Windows hosts. Deploy AMA via Azure Policy (for scale) and Azure Arc (for on-premises). Create a DCR for Windows Security Events at the appropriate collection level. Explain the difference between All Events, Common, Minimal, and Custom XPath. Identify the critical Event IDs (4624, 4625, 4648, 4688, 4720, 4728, 4697, 1102). Enable command-line auditing and PowerShell Script Block Logging via GPO.
CEF and Syslog. Deploy a Linux log forwarder for CEF devices. Explain the CEF message format and CommonSecurityLog field mappings. Configure Syslog collection with appropriate facility and severity levels. Parse unstructured Syslog messages with KQL (parse, extract). Explain the difference between CEF and plain Syslog data. Describe ASIM parsers and their normalisation benefit.
Data Collection Rules.
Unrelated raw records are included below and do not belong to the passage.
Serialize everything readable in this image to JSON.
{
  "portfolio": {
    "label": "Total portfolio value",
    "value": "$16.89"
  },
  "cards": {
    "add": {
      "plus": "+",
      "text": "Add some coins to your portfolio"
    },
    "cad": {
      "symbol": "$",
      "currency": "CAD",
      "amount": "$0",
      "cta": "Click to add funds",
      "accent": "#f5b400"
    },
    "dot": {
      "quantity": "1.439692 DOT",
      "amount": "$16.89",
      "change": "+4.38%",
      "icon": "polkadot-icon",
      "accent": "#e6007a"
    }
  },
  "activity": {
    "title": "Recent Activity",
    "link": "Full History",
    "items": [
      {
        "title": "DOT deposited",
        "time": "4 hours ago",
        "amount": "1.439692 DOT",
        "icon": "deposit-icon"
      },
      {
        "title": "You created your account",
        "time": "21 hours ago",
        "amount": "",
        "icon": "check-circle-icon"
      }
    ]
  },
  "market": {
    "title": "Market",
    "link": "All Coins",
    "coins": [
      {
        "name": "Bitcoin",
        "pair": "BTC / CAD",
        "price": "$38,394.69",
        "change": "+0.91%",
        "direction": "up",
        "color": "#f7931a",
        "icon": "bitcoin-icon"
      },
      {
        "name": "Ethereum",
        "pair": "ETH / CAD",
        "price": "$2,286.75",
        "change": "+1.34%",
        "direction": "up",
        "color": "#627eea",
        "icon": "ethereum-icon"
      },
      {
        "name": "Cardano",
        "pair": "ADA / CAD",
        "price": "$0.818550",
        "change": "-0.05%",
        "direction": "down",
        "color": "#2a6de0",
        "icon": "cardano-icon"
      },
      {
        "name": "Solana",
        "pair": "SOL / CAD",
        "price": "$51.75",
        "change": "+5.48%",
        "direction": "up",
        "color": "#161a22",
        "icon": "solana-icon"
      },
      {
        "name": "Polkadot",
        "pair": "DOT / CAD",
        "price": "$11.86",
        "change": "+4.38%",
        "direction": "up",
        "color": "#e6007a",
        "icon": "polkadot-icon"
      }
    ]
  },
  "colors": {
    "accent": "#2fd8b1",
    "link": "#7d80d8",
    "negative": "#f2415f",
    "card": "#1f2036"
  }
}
Create DCRs for Windows Security Events, Syslog, and CEF. Write ingestion-time transformations (row filtering, column removal, field parsing). Explain the difference between DCR transformations and workspace transformations. Test transformations against historical data before deployment. Configure multi-destination routing.
Custom logs. Create a custom table with the Logs Ingestion API. Configure a Data Collection Endpoint and Data Collection Rule. Send test data via the API. Design custom table schemas with entity-compatible column names. Handle API errors (429, 400, 403, 413).
Troubleshooting and validation. Systematically troubleshoot each connector type using the diagnostic flowchart. Verify data completeness, field correctness, and ingestion latency. Build and use the comprehensive connector health query. Identify and resolve common failure patterns (DCR disassociation, AMA network blocks, CEF parsing failures).
Cost optimisation. Apply the five-layer cost reduction hierarchy. Estimate monthly cost from daily ingestion volume. Write and interpret the cost optimisation report query. Calculate ROI for connector-level optimisations. Conduct the monthly optimisation review.
Key decisions recap
Ingestion priority — identity + XDR first (day 1), M365 + Defender for Cloud second (day 2-3), Windows hosts third (week 1), network fourth (week 2), custom fifth (week 3+).
Collection levels — Common for Windows Security Events. Security-relevant facilities at info level for Syslog auth. Deny logs only for firewalls (where possible).
Table selection — all investigation-critical Defender XDR tables enabled. Inventory tables (DeviceInfo, DeviceNetworkInfo) excluded to reduce cost.
DCR transformations — filter service account logons, filter routine non-interactive sign-ins, remove unused columns. Test before deploy. Document every transformation.
Connector documentation — every connector documented in the operations runbook with verification queries and troubleshooting steps.